Monetary rules vs. central bank discretion
On Monday I attended a conference in Copenhagen on monetary policy regime change with Lars Christensen of Danske Bank, Sam Bowman, research director here, Anthony J Evans, economics professor at ESCP Europe Business School, and Martin Ågerup, president of Danish liberal think-tank CEPOS, among others. The discussions raised a huge number of interesting ideas, among which was the question of rules vs. discretion in monetary policy. We all agreed that a rule-based system would be a major improvement on the existing system.
The current monetary regime in the UK, and many other major economies, is known as flexible inflation targeting. Under flexible inflation targets, a panel of appointed “wise men” is tasked with keeping inflation close to a target rate—in the UK 2% measured by the consumer prices index. They set interest rates (and in exceptional times, asset purchases, known as quantitative easing) to control aggregate demand and through that the price level, and achieve their target. The flexible element of the policy is that they have leeway to decide when achieving the target straight away would cause more harm to the economy than the resultant above target inflation. It is this provision that explains the Bank of England’s monetary policy committee’s decisions not to tighten policy despite 40 successive months of above target consumer price inflation in the UK.

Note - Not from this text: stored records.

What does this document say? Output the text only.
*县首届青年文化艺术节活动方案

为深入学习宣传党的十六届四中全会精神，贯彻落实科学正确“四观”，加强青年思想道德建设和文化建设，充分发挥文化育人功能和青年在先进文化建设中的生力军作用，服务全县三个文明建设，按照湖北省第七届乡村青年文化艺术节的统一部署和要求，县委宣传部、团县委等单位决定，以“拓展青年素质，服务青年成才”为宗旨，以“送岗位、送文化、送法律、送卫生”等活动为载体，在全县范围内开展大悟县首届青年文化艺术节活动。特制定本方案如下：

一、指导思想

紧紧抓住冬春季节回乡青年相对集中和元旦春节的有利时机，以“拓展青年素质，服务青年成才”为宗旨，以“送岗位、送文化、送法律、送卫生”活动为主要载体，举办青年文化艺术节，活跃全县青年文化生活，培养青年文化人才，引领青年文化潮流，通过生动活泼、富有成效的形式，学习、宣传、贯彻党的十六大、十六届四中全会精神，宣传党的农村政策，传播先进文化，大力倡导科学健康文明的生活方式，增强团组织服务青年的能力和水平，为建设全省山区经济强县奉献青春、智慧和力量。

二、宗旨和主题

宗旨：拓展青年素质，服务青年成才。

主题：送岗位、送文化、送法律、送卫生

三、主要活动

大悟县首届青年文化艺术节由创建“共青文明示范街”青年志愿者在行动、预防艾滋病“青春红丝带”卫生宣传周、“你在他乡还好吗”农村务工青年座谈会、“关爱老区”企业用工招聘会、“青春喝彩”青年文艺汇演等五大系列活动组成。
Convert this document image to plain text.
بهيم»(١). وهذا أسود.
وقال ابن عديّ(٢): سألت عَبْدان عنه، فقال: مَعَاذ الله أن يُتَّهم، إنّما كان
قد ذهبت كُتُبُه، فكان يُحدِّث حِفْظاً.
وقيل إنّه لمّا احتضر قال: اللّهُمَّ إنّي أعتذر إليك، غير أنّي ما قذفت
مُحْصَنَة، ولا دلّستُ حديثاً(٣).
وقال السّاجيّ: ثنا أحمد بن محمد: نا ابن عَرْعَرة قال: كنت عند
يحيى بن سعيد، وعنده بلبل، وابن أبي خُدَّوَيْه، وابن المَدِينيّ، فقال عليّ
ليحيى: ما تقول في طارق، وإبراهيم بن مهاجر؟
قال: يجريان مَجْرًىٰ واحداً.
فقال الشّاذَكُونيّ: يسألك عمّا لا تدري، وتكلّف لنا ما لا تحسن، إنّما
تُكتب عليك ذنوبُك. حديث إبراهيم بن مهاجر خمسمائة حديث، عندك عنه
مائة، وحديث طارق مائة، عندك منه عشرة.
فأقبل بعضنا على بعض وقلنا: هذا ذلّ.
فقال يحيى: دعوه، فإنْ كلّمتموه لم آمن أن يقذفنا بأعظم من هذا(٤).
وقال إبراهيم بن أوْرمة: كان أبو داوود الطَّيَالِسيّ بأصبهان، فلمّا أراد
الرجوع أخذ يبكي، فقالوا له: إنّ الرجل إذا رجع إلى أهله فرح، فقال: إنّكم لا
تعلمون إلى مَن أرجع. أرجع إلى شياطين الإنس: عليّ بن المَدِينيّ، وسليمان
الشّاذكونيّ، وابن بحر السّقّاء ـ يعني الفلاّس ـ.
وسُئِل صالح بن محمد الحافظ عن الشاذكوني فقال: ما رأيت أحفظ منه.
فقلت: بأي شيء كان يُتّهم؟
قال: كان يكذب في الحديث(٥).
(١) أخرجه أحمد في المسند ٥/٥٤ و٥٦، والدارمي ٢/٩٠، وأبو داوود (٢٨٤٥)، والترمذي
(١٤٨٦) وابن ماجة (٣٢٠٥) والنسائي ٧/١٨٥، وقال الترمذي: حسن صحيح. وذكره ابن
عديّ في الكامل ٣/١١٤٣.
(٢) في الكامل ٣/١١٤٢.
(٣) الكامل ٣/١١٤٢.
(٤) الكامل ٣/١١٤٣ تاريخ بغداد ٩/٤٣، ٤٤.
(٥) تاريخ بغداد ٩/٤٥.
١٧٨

There are many problems with this framework—including looking narrowly at consumer prices, rather than all prices in the economy; targeting a rate instead of a level; and judging performance by actually achieved inflation instead of expected future inflation—but here I wish to focus in on the problems with allowing the MPC to decide when and how much to miss their target.
One obvious problem with discretion, as opposed to rules, is that it can be unclear exactly what rate-setters will do in response to shocks. Firms have to worry not only about unexpected changes in market conditions but also unexpected macroeconomic response to these changes. Hence the feverish market interest in a press conference from Mario Draghi or Ben Bernanke, with intense focus on minute changes in tone or wording of statements. Hence the massive market shifts on central bank policy decisions. Measures of economic policy uncertainty have risen to volatile highs, and such uncertainty is widely believed to stymie investment, arguably the most important constituent of national income for staging an economic recovery.
A perhaps more fundamental problem with discretion as against rules is the huge amount of knowledge it assumes the nine-member MPC can amass and act upon. The optimal response to a supply shock, as Bill Woolsey explains in detail will depend on the demand and supply elasticities in that and other markets, not to mention guessing when and in which markets the shocks will hit. So even if an omniscient and perfectly benevolent despot could set the optimal policy with discretion, a rule-based system could be the best—or least bad—actually possible policy.
Allowing central bankers to decide when to hit their target is just allowing central bankers to decide whatever they think is best, and as Woolsey says, it’s completely unsurprising that they come out generally in favour of the system.